Avoid the “Cold Start” Problem
Although content based filtering needs initial inputs from users to start making relevant recommendations, the system will generate relevant early recommendations based on specific terms and interactions. Additionally, new items will be suggested as soon as they are launched, without waiting for a census (enumeration), since the system will recognize the users needing the new items. Comparatively, collaborative filtering faces an issue when a new website has few new users and lacks user connections.
Challenges of Content-Based Filtering
There is no perfect recommender system that can cover all aspects and requirements of businesses. The few common disadvantages of content based filtering are:
Lack of Novelty and Diversity
Content based recommendation system generates suggestions based on relevance. If a user likes American Pie and prefers comedy movies, chances are that the specific user will like Dumb and Dumber. However, likely, the user won’t need a recommender system to suggest another comedy movie.
Scalability Is a Challenge
Each new item, product, service, or content must be assigned attributes, defined, and tagged. The continuous need for attribute assignments is a burdensome task that makes scalability difficult, time-consuming, and expensive in the long term.
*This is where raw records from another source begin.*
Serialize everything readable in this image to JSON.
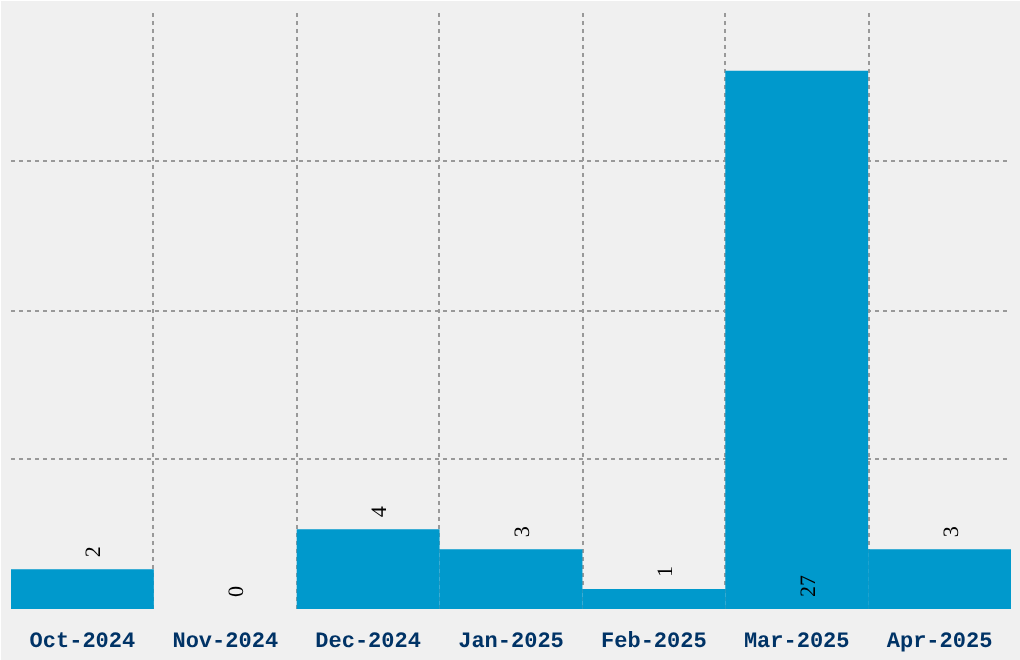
{
  "chart_data": {
    "type": "bar",
    "categories": [
      "Oct-2024",
      "Nov-2024",
      "Dec-2024",
      "Jan-2025",
      "Feb-2025",
      "Mar-2025",
      "Apr-2025"
    ],
    "values": [
      2,
      0,
      4,
      3,
      1,
      27,
      3
    ],
    "color": "#0099cc",
    "ylim": [
      0,
      30
    ],
    "yticks": [
      {
        "value": 0,
        "label": null
      },
      {
        "value": 7.5,
        "label": null
      },
      {
        "value": 15,
        "label": null
      },
      {
        "value": 22.5,
        "label": null
      },
      {
        "value": 30,
        "label": null
      }
    ],
    "tick_labels": "x",
    "grid": true,
    "data_labels": true
  }
}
Attributes May Be Incorrect or Inconsistent
Content based recommender works effectively as long as the subject-matter experts tag items effectively and assign the attributes. This technique depends on the item’s metadata, meaning the system needs detailed descriptions of items and a well-organized user profile. Millions of items need attributes assigned; additionally, since the attributes can be subjective, some may be incorrect or inaccurate.
What is a content based recommendation?
Content based recommendation is a system that makes suggestions for items based on the user’s activity and preferences. The content based filtering analyzes keywords and attributes assigned to items in the database and generates predictions that the user will likely find helpful. The user profile is created by surveying data derived from the user’s actions while connected to the Internet (purchases, ratings, downloads, search history, items added to favorites, clicks on product links, etc.)
How does a content based recommendation system work?
The content based recommender system utilizes features extracted from the content of items evaluated by the user. Namely, the filtering system classifies the unseen items into two classes: positive (relevant to the user) and negative (irrelevant to the user). The products and services related to positively rated items are recommended to the user.
What are the advantages and disadvantages of content based filtering?
Some of the most significant positive traits of content based filtering is that this recommender system generates suggestions without needing data from other users, making the recommendations highly relevant to the user. Additionally, by recommending items and products related to the previous activity, the user gets a sense of transparency and precision. Content based recommendation avoids the “cold start” problem because, with several initial inputs from the user, the system will start producing relevant recommendations. On the downside, content based filtering lacks novelty and diversity, often scalability is a challenge, and based on subjectivity, the attributes may be incorrect or inconsistent.